On n’a jamais ce qu’on désire ;
Le sort combat notre bonheur ;
L’ambitieux veut un empire,
L’amant veut posséder un cœur ;

Un autre après l’argent soupire,
Un autre court après l’honneur.

Le philosophe se contente
Du repos, de la vérité ;
Mais, dans cette si juste attente,
Il est rarement contenté.
Ainsi, dans le cours de ce monde.
Il faut souscrire à son destin ;
C’est sur la raison que se fonde
Notre bonheur le plus certain.

Ceint du laurier d’Horace, ou ceint du diadème,
Toujours d’un pas égal tu me verras marcher.
Sans me tourmenter ni chercher
Le repos souverain qu’au fond de mon cœur même.

C’est la seule chose qui me reste à faire, car je prévois avec trop de certitude qu’il n’est plus en mon pouvoir de reculer ; c’est en regrettant mon indépendance que je la quitte, et, déplorant mon heureuse obscurité, je suis forcé de monter sur le grand théâtre du monde.

Si j’avais cette liberté d’esprit que vous me supposez, je vous enverrais autre chose que de mauvais vers ; mais apprenez que ce ne sont pas là les derniers, et que vous êtes encore menacé d’une nouvelle épître. Encore une épître ! direz-vous. Oui, mon cher Voltaire, encore une épître, il en faut passer par là.

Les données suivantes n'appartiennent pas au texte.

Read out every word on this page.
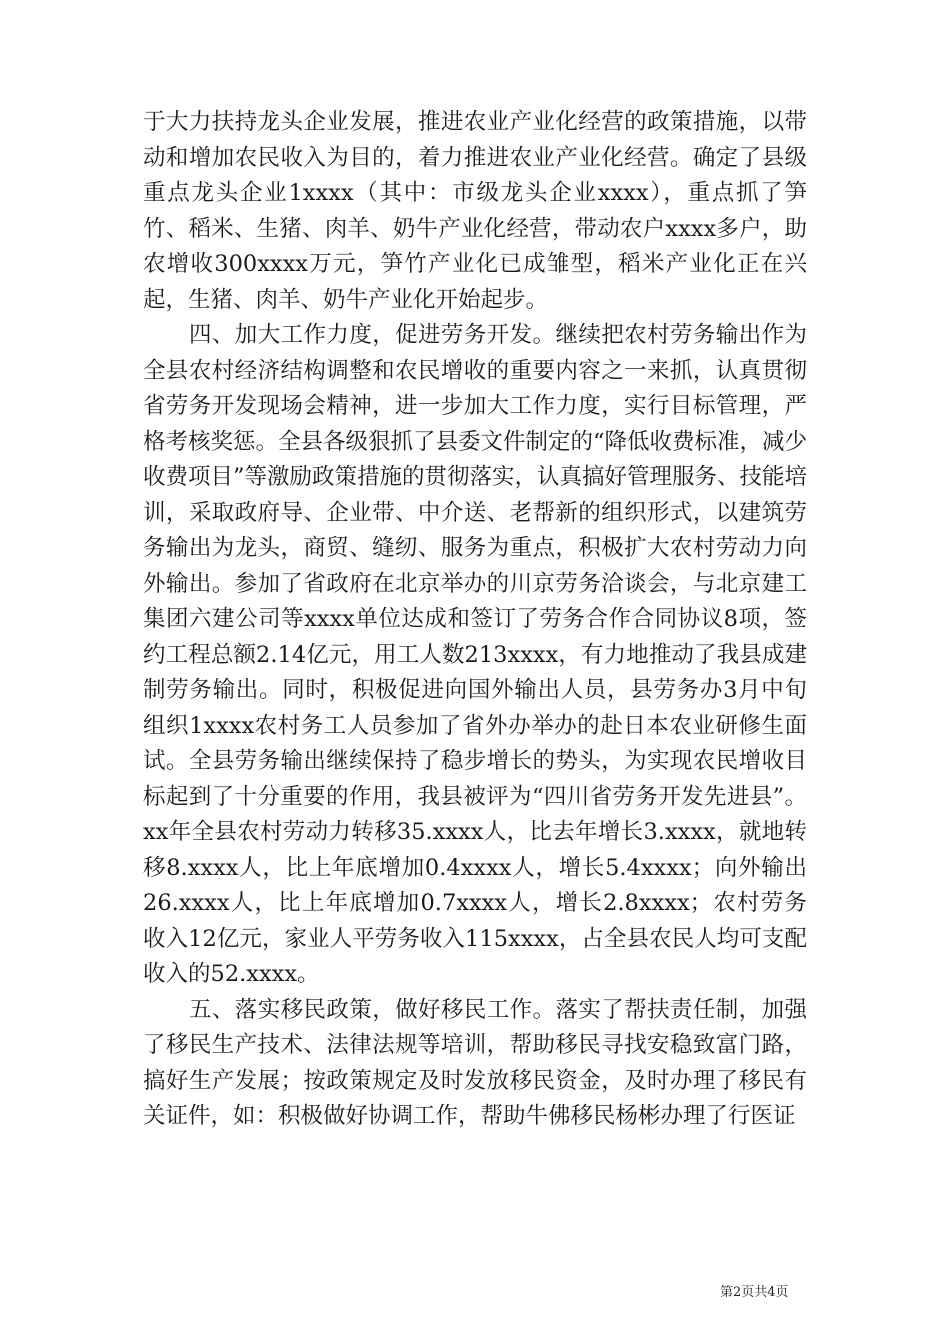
于大力扶持龙头企业发展，推进农业产业化经营的政策措施，以带动和增加农民收入为目的，着力推进农业产业化经营。确定了县级重点龙头企业1xxxx（其中：市级龙头企业xxxx），重点抓了笋竹、稻米、生猪、肉羊、奶牛产业化经营，带动农户xxxx多户，助农增收300xxxx万元，笋竹产业化已成雏型，稻米产业化正在兴起，生猪、肉羊、奶牛产业化开始起步。

四、加大工作力度，促进劳务开发。继续把农村劳务输出作为全县农村经济结构调整和农民增收的重要内容之一来抓，认真贯彻省劳务开发现场会精神，进一步加大工作力度，实行目标管理，严格考核奖惩。全县各级狠抓了县委文件制定的“降低收费标准，减少收费项目”等激励政策措施的贯彻落实，认真搞好管理服务、技能培训，采取政府导、企业带、中介送、老帮新的组织形式，以建筑劳务输出为龙头，商贸、缝纫、服务为重点，积极扩大农村劳动力向外输出。参加了省政府在北京举办的川京劳务洽谈会，与北京建工集团六建公司等xxxx单位达成和签订了劳务合作合同协议8项，签约工程总额2.14亿元，用工人数213xxxx，有力地推动了我县成建制劳务输出。同时，积极促进向国外输出人员，县劳务办3月中旬组织1xxxx农村务工人员参加了省外办举办的赴日本农业研修生面试。全县劳务输出继续保持了稳步增长的势头，为实现农民增收目标起到了十分重要的作用，我县被评为“四川省劳务开发先进县”。xx年全县农村劳动力转移35.xxxx人，比去年增长3.xxxx，就地转移8.xxxx人，比上年底增加0.4xxxx人，增长5.4xxxx；向外输出26.xxxx人，比上年底增加0.7xxxx人，增长2.8xxxx；农村劳务收入12亿元，家业人平劳务收入115xxxx，占全县农民人均可支配收入的52.xxxx。

五、落实移民政策，做好移民工作。落实了帮扶责任制，加强了移民生产技术、法律法规等培训，帮助移民寻找安稳致富门路，搞好生产发展；按政策规定及时发放移民资金，及时办理了移民有关证件，如：积极做好协调工作，帮助牛佛移民杨彬办理了行医证

第2页共4页
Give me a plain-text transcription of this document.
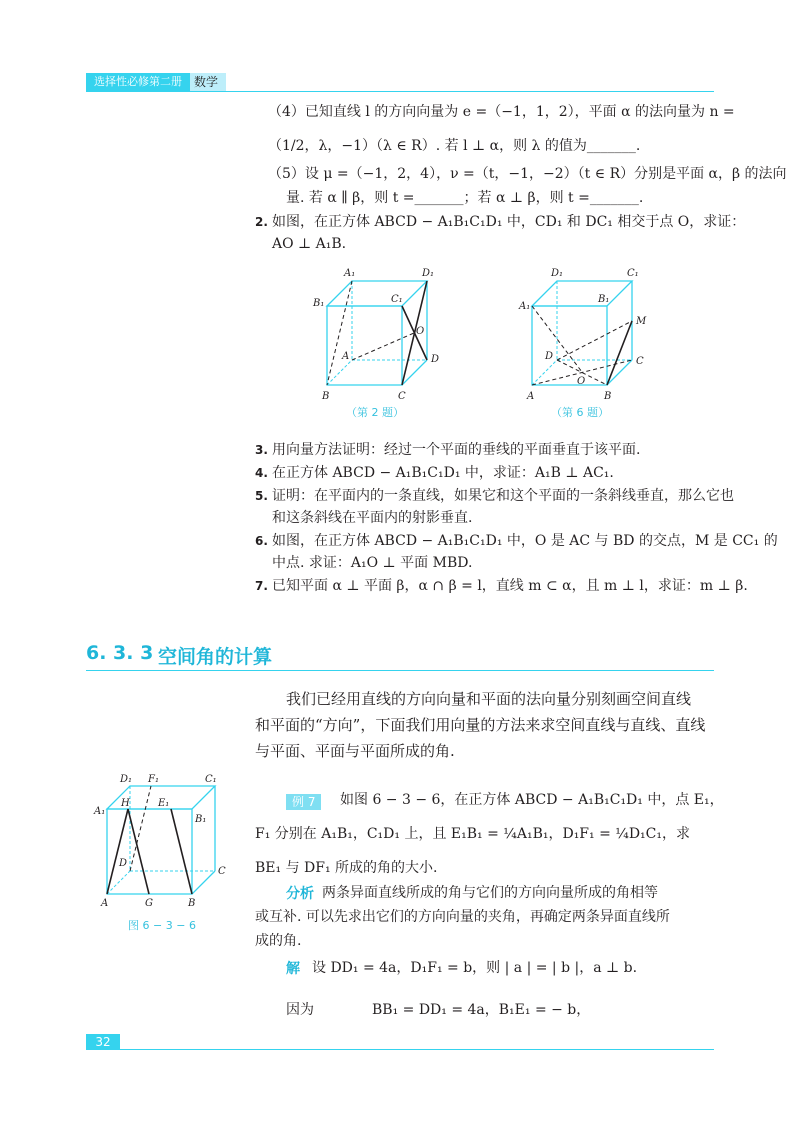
选择性必修第二册	数学
（4）已知直线 l 的方向向量为 e =（−1，1，2），平面 α 的法向量为 n =
（1/2，λ，−1）（λ ∈ R）. 若 l ⊥ α，则 λ 的值为_______.
（5）设 μ =（−1，2，4），ν =（t，−1，−2）（t ∈ R）分别是平面 α，β 的法向
量. 若 α ∥ β，则 t =_______；若 α ⊥ β，则 t =_______.
2. 如图，在正方体 ABCD − A₁B₁C₁D₁ 中，CD₁ 和 DC₁ 相交于点 O，求证：
AO ⊥ A₁B.
A₁	D₁
B₁	C₁
O
A	D
B	C
（第 2 题）
D₁	C₁
A₁
B₁
M
D	C
O
A	B
（第 6 题）
3. 用向量方法证明：经过一个平面的垂线的平面垂直于该平面.
4. 在正方体 ABCD − A₁B₁C₁D₁ 中，求证：A₁B ⊥ AC₁.
5. 证明：在平面内的一条直线，如果它和这个平面的一条斜线垂直，那么它也
和这条斜线在平面内的射影垂直.
6. 如图，在正方体 ABCD − A₁B₁C₁D₁ 中，O 是 AC 与 BD 的交点，M 是 CC₁ 的
中点. 求证：A₁O ⊥ 平面 MBD.
7. 已知平面 α ⊥ 平面 β，α ∩ β = l，直线 m ⊂ α，且 m ⊥ l，求证：m ⊥ β.
6. 3. 3 空间角的计算
我们已经用直线的方向向量和平面的法向量分别刻画空间直线
和平面的“方向”，下面我们用向量的方法来求空间直线与直线、直线
与平面、平面与平面所成的角.
D₁ F₁	C₁
A₁
H	E₁
B₁
D
C
A	G	B
图 6 − 3 − 6
例 7	如图 6 − 3 − 6，在正方体 ABCD − A₁B₁C₁D₁ 中，点 E₁，
F₁ 分别在 A₁B₁，C₁D₁ 上，且 E₁B₁ = ¼A₁B₁，D₁F₁ = ¼D₁C₁，求
BE₁ 与 DF₁ 所成的角的大小.
分析 两条异面直线所成的角与它们的方向向量所成的角相等
或互补. 可以先求出它们的方向向量的夹角，再确定两条异面直线所
成的角.
解 设 DD₁ = 4a，D₁F₁ = b，则 | a | = | b |，a ⊥ b.
因为	BB₁ = DD₁ = 4a，B₁E₁ = − b，
32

À propos de vers, j’ai vu une tragédie de Gresset, intitulée Edouard. La versification m’en a paru heureuse, mais il m’a semblé que les caractères étaient mal peints[6]. Il faut étudier les passions pour les mettre en action ; il faut connaître le cœur humain, afin qu’en imitant son ressort l’automate du théâtre ressemble et agisse conformément à la nature. Gresset n’a point puisé à la bonne source, autant qu’il me paraît. Les beautés de détail peuvent rendre sa tragédie supportable à la lecture ; mais elles ne suffisent pas pour la soutenir à la représentation :

Autre est la voix d’un perroquet,
Autre est celle de Melpomène.

Celui qui a lâché ce lardon à Gresset n’a pas mal attrapé ses défauts. Il y a je ne sais quoi de mou et de languissant dans le rôle d’Édouard, qui ne peut guère inspirer que de l’ennui à l’auditeur.

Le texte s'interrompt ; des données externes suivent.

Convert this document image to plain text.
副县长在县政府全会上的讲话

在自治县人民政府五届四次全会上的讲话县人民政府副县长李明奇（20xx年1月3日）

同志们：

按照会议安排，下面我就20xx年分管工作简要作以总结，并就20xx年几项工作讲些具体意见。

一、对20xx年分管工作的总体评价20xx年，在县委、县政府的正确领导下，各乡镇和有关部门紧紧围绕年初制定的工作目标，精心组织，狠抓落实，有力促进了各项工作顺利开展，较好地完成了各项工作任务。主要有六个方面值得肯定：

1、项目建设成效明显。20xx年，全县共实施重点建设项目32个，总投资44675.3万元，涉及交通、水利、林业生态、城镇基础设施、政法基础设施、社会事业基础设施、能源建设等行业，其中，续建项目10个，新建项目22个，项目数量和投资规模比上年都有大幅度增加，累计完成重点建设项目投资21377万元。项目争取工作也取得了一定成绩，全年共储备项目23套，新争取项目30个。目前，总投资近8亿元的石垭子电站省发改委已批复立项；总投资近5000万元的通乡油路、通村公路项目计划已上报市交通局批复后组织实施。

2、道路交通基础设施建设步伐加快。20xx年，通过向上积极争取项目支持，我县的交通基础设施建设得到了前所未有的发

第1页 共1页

Ennuyé des longueurs du sieur Pine[7], j’ai pris la résolution de faire imprimer la Henriade sous mes yeux. Je fais venir exprès la plus belle imprimerie à caractères d’argent qu’on puisse trouver en Angleterre. Tous nos artistes travaillent aux estampes et aux vignettes. Quoi qu’il en coûte. nous produirons un chef-d’œuvre digne de la matière qu’il doit présenter au public[8].

Je serai votre renommée ;
Ma main, de sa trompette armée,
Publiera dans tout l’univers
Vos vertus, vos talents, vos vers.

Je crains que vous ne me trouviez aujourd’hui, sinon le plus importun au moins le plus bavard des princes. C’est un des petits défauts de ma nation que la longueur ; on ne s’en corrige pas si vite. Je vous en demande excuse, mon cher Voltaire, pour moi et pour mes compatriotes. Je suis cependant plus excusable qu’eux, car j’ai tant de plaisir à m’entretenir avec vous que les heures me paraissent des moments. Si vous voulez que mes lettres soient plus courtes, soyez moins aimable, ou, selon le paragraphe xii de Leibnitz, cela implique contradiction : donc, etc.

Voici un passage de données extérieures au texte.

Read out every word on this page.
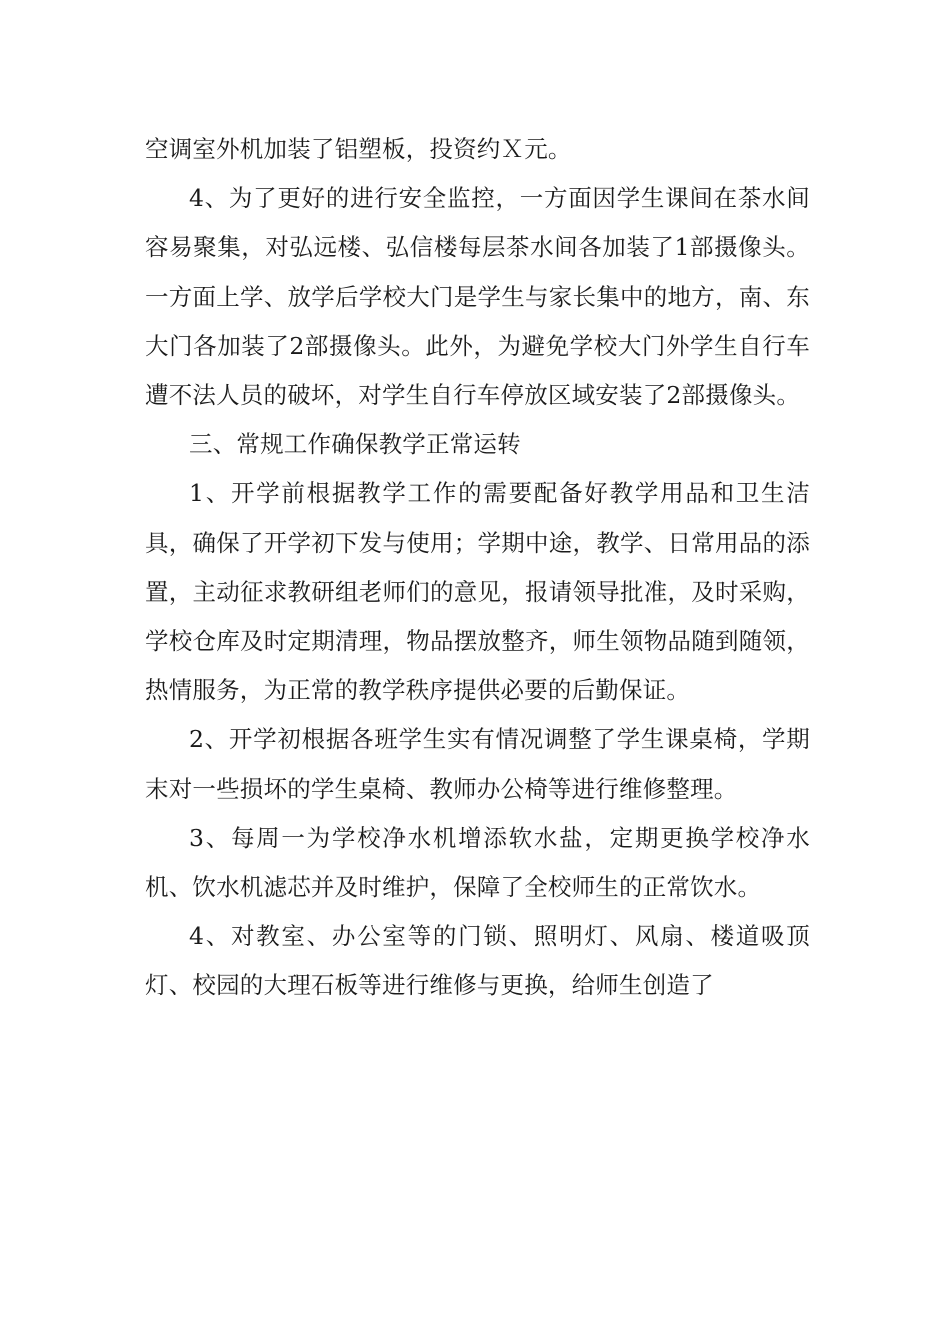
空调室外机加装了铝塑板，投资约Ｘ元。

4、为了更好的进行安全监控，一方面因学生课间在茶水间容易聚集，对弘远楼、弘信楼每层茶水间各加装了1部摄像头。一方面上学、放学后学校大门是学生与家长集中的地方，南、东大门各加装了2部摄像头。此外，为避免学校大门外学生自行车遭不法人员的破坏，对学生自行车停放区域安装了2部摄像头。

三、常规工作确保教学正常运转

1、开学前根据教学工作的需要配备好教学用品和卫生洁具，确保了开学初下发与使用；学期中途，教学、日常用品的添置，主动征求教研组老师们的意见，报请领导批准，及时采购，学校仓库及时定期清理，物品摆放整齐，师生领物品随到随领，热情服务，为正常的教学秩序提供必要的后勤保证。

2、开学初根据各班学生实有情况调整了学生课桌椅，学期末对一些损坏的学生桌椅、教师办公椅等进行维修整理。

3、每周一为学校净水机增添软水盐，定期更换学校净水机、饮水机滤芯并及时维护，保障了全校师生的正常饮水。

4、对教室、办公室等的门锁、照明灯、风扇、楼道吸顶灯、校园的大理石板等进行维修与更换，给师生创造了
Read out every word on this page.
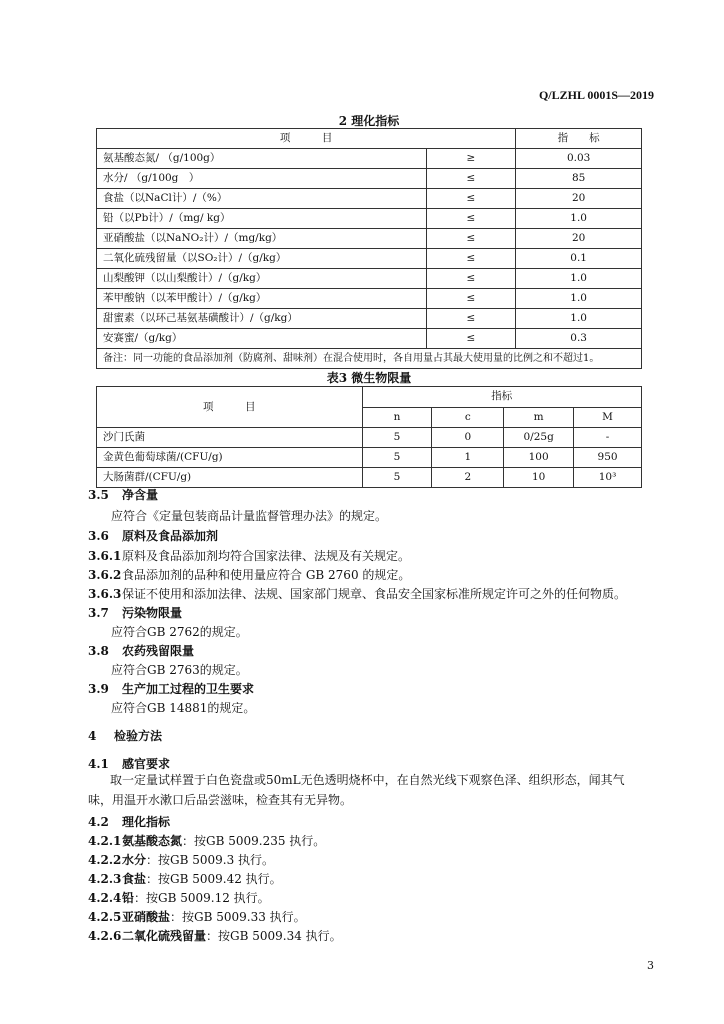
Q/LZHL 0001S—2019
2 理化指标
项　　　目		指　　标
氨基酸态氮/ （g/100g）	≥	0.03
水分/ （g/100g　）	≤	85
食盐（以NaCl计）/（%）	≤	20
铅（以Pb计）/（mg/ kg）	≤	1.0
亚硝酸盐（以NaNO₂计）/（mg/kg）	≤	20
二氧化硫残留量（以SO₂计）/（g/kg）	≤	0.1
山梨酸钾（以山梨酸计）/（g/kg）	≤	1.0
苯甲酸钠（以苯甲酸计）/（g/kg）	≤	1.0
甜蜜素（以环己基氨基磺酸计）/（g/kg）	≤	1.0
安赛蜜/（g/kg）	≤	0.3
备注：同一功能的食品添加剂（防腐剂、甜味剂）在混合使用时，各自用量占其最大使用量的比例之和不超过1。		
表3 微生物限量
项　　　目	指标			
	n	c	m	M
沙门氏菌	5	0	0/25g	-
金黄色葡萄球菌/(CFU/g)	5	1	100	950
大肠菌群/(CFU/g)	5	2	10	10³
3.5 净含量
应符合《定量包装商品计量监督管理办法》的规定。
3.6 原料及食品添加剂
3.6.1原料及食品添加剂均符合国家法律、法规及有关规定。
3.6.2食品添加剂的品种和使用量应符合 GB 2760 的规定。
3.6.3保证不使用和添加法律、法规、国家部门规章、食品安全国家标准所规定许可之外的任何物质。
3.7 污染物限量
应符合GB 2762的规定。
3.8 农药残留限量
应符合GB 2763的规定。
3.9 生产加工过程的卫生要求
应符合GB 14881的规定。
4 检验方法
4.1 感官要求
取一定量试样置于白色瓷盘或50mL无色透明烧杯中，在自然光线下观察色泽、组织形态，闻其气味，用温开水漱口后品尝滋味，检查其有无异物。
4.2 理化指标
4.2.1氨基酸态氮：按GB 5009.235 执行。
4.2.2水分：按GB 5009.3 执行。
4.2.3食盐：按GB 5009.42 执行。
4.2.4铅：按GB 5009.12 执行。
4.2.5亚硝酸盐：按GB 5009.33 执行。
4.2.6二氧化硫残留量：按GB 5009.34 执行。
3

Aimez-moi toujours un peu, car je suis jaloux de votre estime, et soyez bien persuadé que vous ne pouvez faire moins sans beaucoup d’ingratitude pour celui qui est avec admiration votre très-fidèle ami,

Fédéric.

  1. La lettre 1284 est la réponse à celle-ci,
  2. Voltaire et Mme du Châtelet.
  3. Il est question de ces deux ouvrages dans la lettre 1267.
  4. Dans sa lettre à Mme du Châtelet du 19 mai 1740, Frédéric fait l’éloge de ces Institutions physiques, qu’il critique sévèrement dans sa lettre à Jordan, du 24 septembre.
  5. Le Pitt ou le Pître est un diamant que le duc d’Orléans, régent, acheta d’un Anglais en 1717 ; on l’a nommé, pour cette raison, le Régent. Il fut volé, dans le garde-meuble de la couronne, en semptembre 1792, avec le Sanci, dont on ne connaît pas le possesseur actuel. Napoléon portait le Régent à la garde de son épée, et ce diamant, plus précieux que le Sanci, appartient encore à la couronne de France.(Cl.)
  6. Voyez la lettre 1267.
  7. Voyez la lettre 1159.
  8. Frédéric, étant monté sur le trône le 31 mai 1740, ne s’occupa plus de cette édition de la Henriade.